Je suis adossé contre lui. On est sur son balcon, assis sous le plafond étoilé de Paris. La nuit est fraîche-limace et la Lune est ronde-théière.

" Je comprends ta peur, et jamais je ne la dénigrerai. Je ne veux pas te dire que c'est infondé. Je suis sur que si tu penses ça c'est parce qu'on t'a fait croire ça dans le passé, et je respecte— je respecte la peur que tu ressens, je respecte cette terreur qui te hante comme un grotesque fantôme. Je sais que je ne peux pas défaire des années de traumatismes, je sais que je ne peux pas défaire les milliers de peur que ton anxiété te procure. Je ne suis même pas sûr d'avoir les mots qu'il faut pour t'aider quand tu as besoin, quand tu as besoin de moi et que tu aimerais que je sois là. Alors je ne te promets pas des mots— je ne te promets pas de solutions, je ne te promets pas d'être ton sauveur. Mais je peux écouter, je peux être là, présent, ici, même si ce que je dis ou fais ne suffira peut être pas à tout résoudre. Je peux être là, t'écouter, faire en sorte que la douleur insupportable que tu traînes derrière toi comme le plus lourd des fardeaux devienne un tant soit peu moins lourd, même si au final un poids reste un poids et que tout ne sera pas mieux."

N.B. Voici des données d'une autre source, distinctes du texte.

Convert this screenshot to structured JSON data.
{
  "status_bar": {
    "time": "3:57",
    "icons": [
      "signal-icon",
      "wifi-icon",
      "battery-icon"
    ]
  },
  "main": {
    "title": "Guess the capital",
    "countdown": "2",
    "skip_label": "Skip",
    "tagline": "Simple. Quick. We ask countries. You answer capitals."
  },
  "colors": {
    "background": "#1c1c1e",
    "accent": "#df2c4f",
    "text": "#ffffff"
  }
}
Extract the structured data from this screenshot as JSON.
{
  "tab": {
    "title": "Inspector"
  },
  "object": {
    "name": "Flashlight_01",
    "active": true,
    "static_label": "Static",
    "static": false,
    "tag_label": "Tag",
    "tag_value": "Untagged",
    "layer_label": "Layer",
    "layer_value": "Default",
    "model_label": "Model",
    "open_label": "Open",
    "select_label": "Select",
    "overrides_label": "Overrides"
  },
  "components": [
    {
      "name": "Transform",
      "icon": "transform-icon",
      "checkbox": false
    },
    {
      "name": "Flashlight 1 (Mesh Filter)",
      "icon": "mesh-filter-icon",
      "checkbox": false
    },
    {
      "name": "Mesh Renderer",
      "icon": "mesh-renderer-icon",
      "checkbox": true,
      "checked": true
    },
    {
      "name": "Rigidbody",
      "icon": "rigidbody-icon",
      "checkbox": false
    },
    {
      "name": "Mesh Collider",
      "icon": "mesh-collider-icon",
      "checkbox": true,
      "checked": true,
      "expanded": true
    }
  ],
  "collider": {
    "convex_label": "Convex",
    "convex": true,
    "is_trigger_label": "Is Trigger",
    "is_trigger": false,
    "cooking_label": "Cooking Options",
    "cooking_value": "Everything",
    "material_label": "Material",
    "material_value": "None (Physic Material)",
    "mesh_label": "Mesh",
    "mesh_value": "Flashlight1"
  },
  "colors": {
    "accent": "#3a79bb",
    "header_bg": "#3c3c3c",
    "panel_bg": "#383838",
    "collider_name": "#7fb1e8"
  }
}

Les étoiles brillent comme les yeux des planètes. Le ciel est mauve-vanille, et la fraîcheur de l'air est citronnée.

" J'ai l'impression que ma vie est un roller-coaster en pleine vitesse. Que je ne contrôle rien, que je ne suis pas acteur mais spectateur, que j'écoute parler des mouches et des abeilles et que le vrombissement de leurs ailes couvre le son de ma propre respiration."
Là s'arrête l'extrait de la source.